A CIRCULAR REVOLUTION
How the Black Soldier Fly is Transforming Organic Waste Management
Thomas Farrugia and Nicola Gardner from Beta Bugs team up with Courtney Bosh and Howard Tang from Peritus Capital, an investment firm that invests in, supports, and finances the global development of companies that integrate Environmental, Social, Governance (ESG) principles into their business models, to talk about the rise in interest of insect farming technology from the waste management sector.
“Imagine walking out of a grocery store with four bags of groceries, dropping one in the parking lot, and just not bothering to pick it up. That’s essentially what we’re doing,” says one food scientist at the National Resources Defence Council. 
In fact, up to 30% of all food produced globally is wasted annually, according to government data; this proportion is said to have increased by about 40% since 1970. The UN Food and Agriculture Organization (FAO) estimates that this lost food costs almost USD 1T (~ EUR 890b) annually and contributes to CO2 emissions by around 8%!

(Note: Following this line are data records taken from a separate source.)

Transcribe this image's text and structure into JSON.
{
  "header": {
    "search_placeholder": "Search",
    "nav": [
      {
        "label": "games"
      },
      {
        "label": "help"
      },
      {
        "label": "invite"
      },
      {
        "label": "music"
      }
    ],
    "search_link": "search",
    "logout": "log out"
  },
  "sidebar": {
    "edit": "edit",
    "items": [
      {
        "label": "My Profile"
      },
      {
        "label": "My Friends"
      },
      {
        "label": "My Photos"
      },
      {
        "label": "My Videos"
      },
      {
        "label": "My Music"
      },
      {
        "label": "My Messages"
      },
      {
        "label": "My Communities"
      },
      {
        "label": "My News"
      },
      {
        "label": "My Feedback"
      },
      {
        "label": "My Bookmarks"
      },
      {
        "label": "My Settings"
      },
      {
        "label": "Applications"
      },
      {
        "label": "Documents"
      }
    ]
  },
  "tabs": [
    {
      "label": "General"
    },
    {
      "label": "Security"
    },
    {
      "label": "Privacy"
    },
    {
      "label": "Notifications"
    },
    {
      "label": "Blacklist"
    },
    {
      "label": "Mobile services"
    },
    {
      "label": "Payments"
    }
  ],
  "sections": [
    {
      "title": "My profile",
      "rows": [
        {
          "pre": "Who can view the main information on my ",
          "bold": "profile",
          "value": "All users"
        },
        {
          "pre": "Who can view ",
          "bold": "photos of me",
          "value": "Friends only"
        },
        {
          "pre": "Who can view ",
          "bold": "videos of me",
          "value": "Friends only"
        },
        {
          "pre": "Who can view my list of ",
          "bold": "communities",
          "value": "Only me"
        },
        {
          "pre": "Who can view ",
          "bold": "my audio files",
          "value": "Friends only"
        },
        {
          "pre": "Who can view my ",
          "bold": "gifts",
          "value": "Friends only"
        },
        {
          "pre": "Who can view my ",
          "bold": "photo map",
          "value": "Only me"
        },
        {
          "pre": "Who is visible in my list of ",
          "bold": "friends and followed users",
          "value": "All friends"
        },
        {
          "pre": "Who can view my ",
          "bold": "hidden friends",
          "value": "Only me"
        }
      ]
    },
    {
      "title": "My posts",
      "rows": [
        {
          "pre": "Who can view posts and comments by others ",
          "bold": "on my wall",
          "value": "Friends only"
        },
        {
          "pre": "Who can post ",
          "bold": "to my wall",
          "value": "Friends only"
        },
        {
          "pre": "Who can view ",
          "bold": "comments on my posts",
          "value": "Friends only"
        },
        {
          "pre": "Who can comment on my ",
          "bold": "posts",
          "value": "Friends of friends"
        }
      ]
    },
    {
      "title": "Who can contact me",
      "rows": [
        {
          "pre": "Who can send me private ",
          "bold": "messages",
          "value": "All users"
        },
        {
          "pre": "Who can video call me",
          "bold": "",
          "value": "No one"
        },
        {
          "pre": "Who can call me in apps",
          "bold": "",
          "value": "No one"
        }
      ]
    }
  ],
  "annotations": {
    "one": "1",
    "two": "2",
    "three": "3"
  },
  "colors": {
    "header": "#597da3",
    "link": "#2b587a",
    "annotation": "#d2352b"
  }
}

The global food waste market is set to grow from USD 40.3B in 2022 to USD 64.3B by 2030 – burning, burying, or shipping waste elsewhere is becoming an untenable strategy in an increasingly crowded and sustainability-focused world.
Given the vast land, water, and resources being squandered, it’s no wonder that innovative companies are using black soldier fly (BSF), Hermetia illucens, as an organic waste conversion solution.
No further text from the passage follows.